Die Angst vor dem Hungergefühl – ein Phänomen, das ziemlich verbreitet, aber nicht bewusst wahrgenommen wird. Viele Menschen essen häufig mehr als nötig, doch hinterfragen selten, was sich wirklich hinter diesem Essverhalten versteckt. Ich verrate dir, warum die Angst vor dem Hungergefühl existiert, warum wir häufig selbst daran schuld sind und gebe dir Tipps, wie du damit umgehen kannst.
Du kennst das vielleicht auch: Du isst häufig eine deutlich zu große Portion und das, obwohl du dich danach nicht unbedingt besser fühlst. Oder du isst viel zu häufig, eigentlich ständig. Dabei ignorierst du gekonnt deine Sättigungssignale.
Zunächst ein kleiner Trost: Du bist damit nicht alleine! Vielen geht es so und auch ich hatte in der Vergangenheit meine Probleme damit.
Die Gründe dafür sind vielseitig, doch einer ist besonders stark in uns verankert: Die Angst, das Hungergefühl zuzulassen und zu spüren.
Evolutionsbedingt ist es logisch, dass unser Gehirn Signale an unseren Körper schickt und damit vermeidet, dass wir zu starken Hunger verspüren. Als die Nahrungsbeschaffung noch nicht „Einkauf im Supermarkt“ bedeutete, wurde damit vermieden, dass unser Körper zu schwach für die nächste Jagd wird.

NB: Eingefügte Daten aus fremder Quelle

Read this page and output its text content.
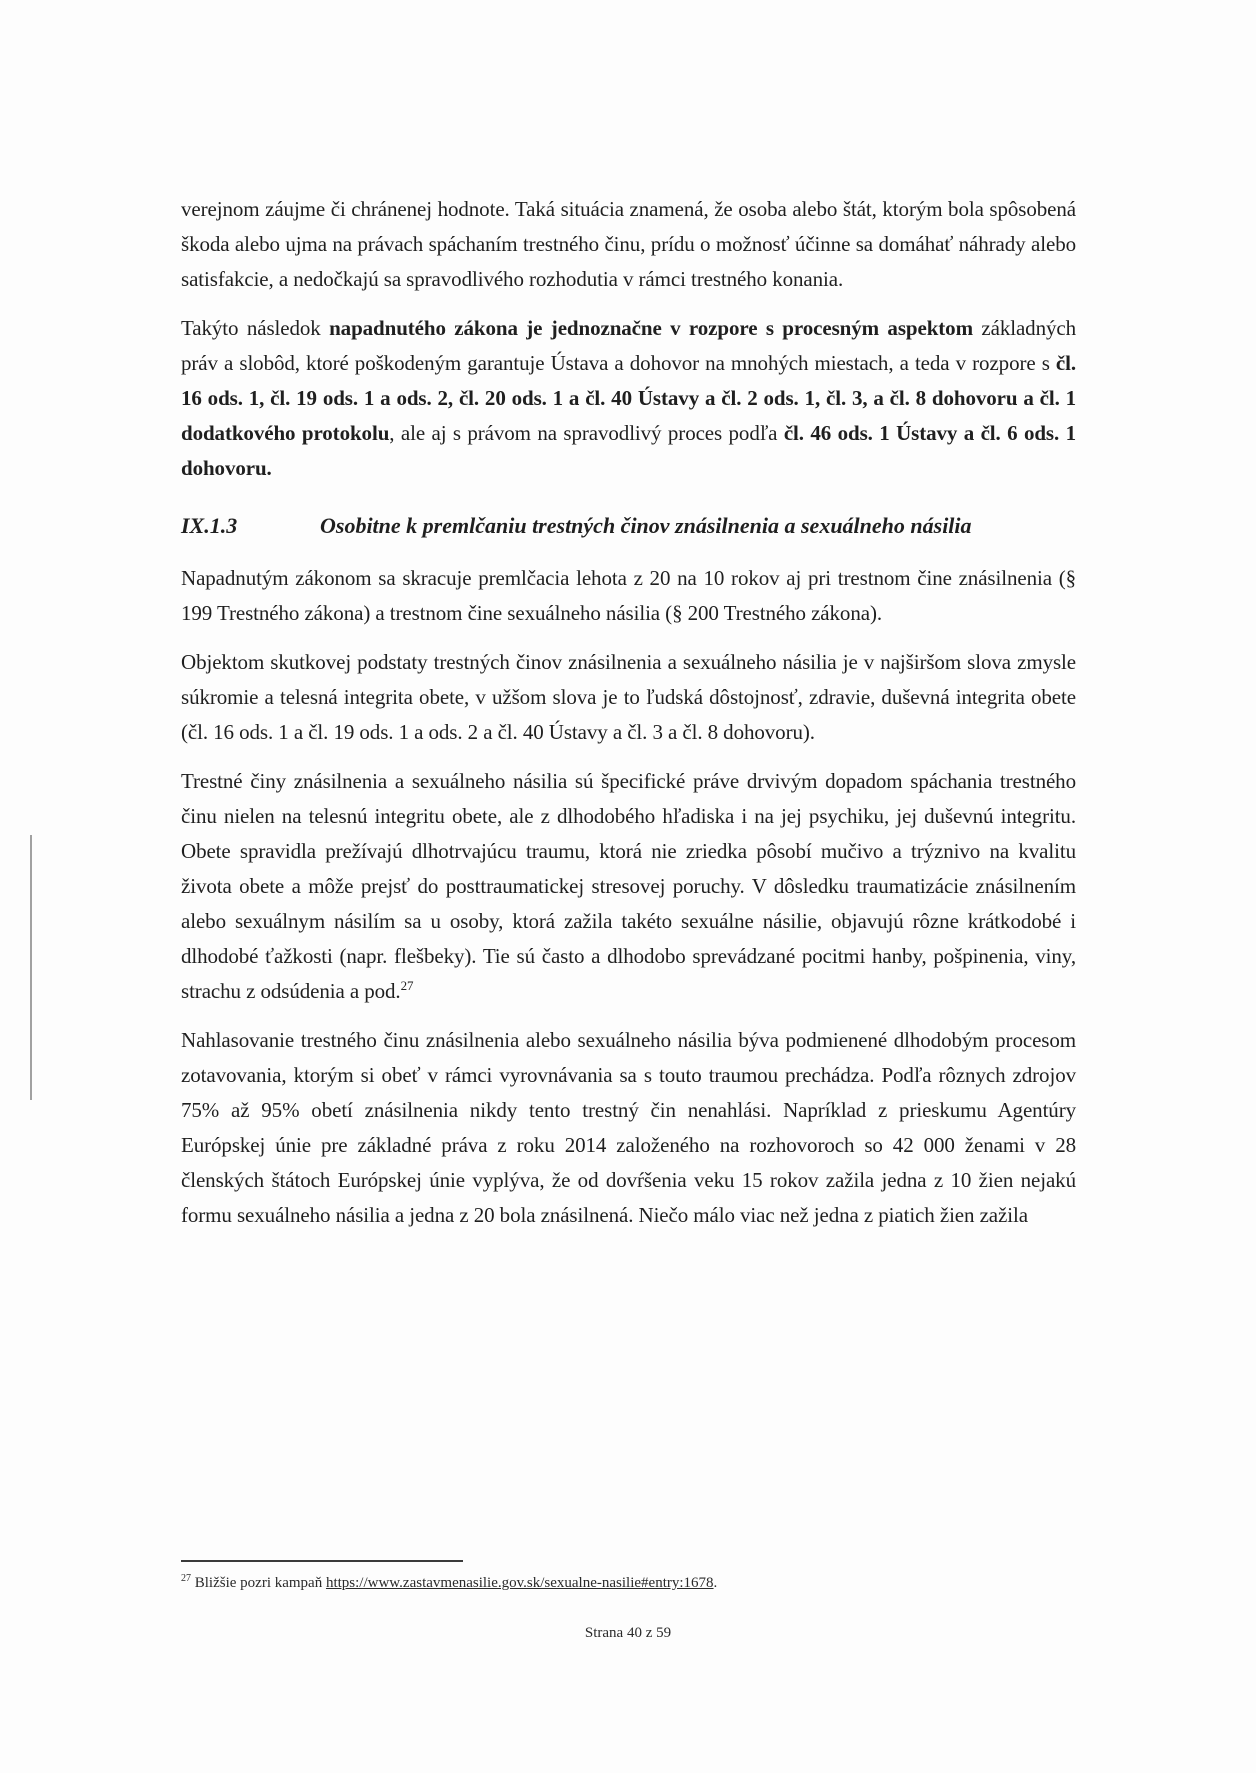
verejnom záujme či chránenej hodnote. Taká situácia znamená, že osoba alebo štát, ktorým bola spôsobená škoda alebo ujma na právach spáchaním trestného činu, prídu o možnosť účinne sa domáhať náhrady alebo satisfakcie, a nedočkajú sa spravodlivého rozhodutia v rámci trestného konania.

Takýto následok napadnutého zákona je jednoznačne v rozpore s procesným aspektom základných práv a slobôd, ktoré poškodeným garantuje Ústava a dohovor na mnohých miestach, a teda v rozpore s čl. 16 ods. 1, čl. 19 ods. 1 a ods. 2, čl. 20 ods. 1 a čl. 40 Ústavy a čl. 2 ods. 1, čl. 3, a čl. 8 dohovoru a čl. 1 dodatkového protokolu, ale aj s právom na spravodlivý proces podľa čl. 46 ods. 1 Ústavy a čl. 6 ods. 1 dohovoru.

IX.1.3	Osobitne k premlčaniu trestných činov znásilnenia a sexuálneho násilia

Napadnutým zákonom sa skracuje premlčacia lehota z 20 na 10 rokov aj pri trestnom čine znásilnenia (§ 199 Trestného zákona) a trestnom čine sexuálneho násilia (§ 200 Trestného zákona).

Objektom skutkovej podstaty trestných činov znásilnenia a sexuálneho násilia je v najširšom slova zmysle súkromie a telesná integrita obete, v užšom slova je to ľudská dôstojnosť, zdravie, duševná integrita obete (čl. 16 ods. 1 a čl. 19 ods. 1 a ods. 2 a čl. 40 Ústavy a čl. 3 a čl. 8 dohovoru).

Trestné činy znásilnenia a sexuálneho násilia sú špecifické práve drvivým dopadom spáchania trestného činu nielen na telesnú integritu obete, ale z dlhodobého hľadiska i na jej psychiku, jej duševnú integritu. Obete spravidla prežívajú dlhotrvajúcu traumu, ktorá nie zriedka pôsobí mučivo a trýznivo na kvalitu života obete a môže prejsť do posttraumatickej stresovej poruchy. V dôsledku traumatizácie znásilnením alebo sexuálnym násilím sa u osoby, ktorá zažila takéto sexuálne násilie, objavujú rôzne krátkodobé i dlhodobé ťažkosti (napr. flešbeky). Tie sú často a dlhodobo sprevádzané pocitmi hanby, pošpinenia, viny, strachu z odsúdenia a pod.$^{27}$

Nahlasovanie trestného činu znásilnenia alebo sexuálneho násilia býva podmienené dlhodobým procesom zotavovania, ktorým si obeť v rámci vyrovnávania sa s touto traumou prechádza. Podľa rôznych zdrojov 75% až 95% obetí znásilnenia nikdy tento trestný čin nenahlási. Napríklad z prieskumu Agentúry Európskej únie pre základné práva z roku 2014 založeného na rozhovoroch so 42 000 ženami v 28 členských štátoch Európskej únie vyplýva, že od dovŕšenia veku 15 rokov zažila jedna z 10 žien nejakú formu sexuálneho násilia a jedna z 20 bola znásilnená. Niečo málo viac než jedna z piatich žien zažila

$^{27}$ Bližšie pozri kampaň https://www.zastavmenasilie.gov.sk/sexualne-nasilie#entry:1678.
Strana 40 z 59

Auch wenn das heute nicht mehr notwendig ist, sendet dein Gehirn vielleicht weiter diese Signale – mit drastischen Folgen für dein Essverhalten. Aus Angst vor dem Hungergefühl drehen sich deine Gedanken nur noch um das Thema Essen, du fängst an zu „bunkern“, also auf Vorrat zu essen, damit Hunger keine Chance bekommt. Doch damit baust du auch eine ungesunde Beziehung zum Essen auf und entfernst dich immer weiter davon, mit Nahrung die tatsächlichen Bedürfnisse deines Körpers zu stillen.
In vielen Fällen entwickelt sich dieses Essverhalten unbewusst. Daher stellt sich die Frage: Woher kommt die Angst vor dem Hungergefühl?
Wir lernen nie aus! Für mich ist das nicht nur ein Spruch, sondern gelebte Realität. Aus jeder Erfahrung und jedem Erlebnis lernen wir etwas, ziehen Rückschlüsse und etablieren auf dieser Basis neue Meinungen oder eben Verhaltensweisen.
Ein Beispiel: Hast du als Kind einmal auf die heiße Herdplatte gefasst? Dann erinnerst du dich sicher noch an den Schmerz und hast daraus für die Zukunft gelernt, vorsichtig am Herd zu sein. Noch einmal fasst du eine heiße Herdplatte sicher nicht an.
Das Gleiche passiert mit Hunger: Hast du bereits richtigen Hunger erlebt, speichert dein Gehirn diese Erfahrung ab und sendet entsprechende Signale. Du tust also alles in deiner Macht Stehende, damit du kein Hungergefühl spüren musst.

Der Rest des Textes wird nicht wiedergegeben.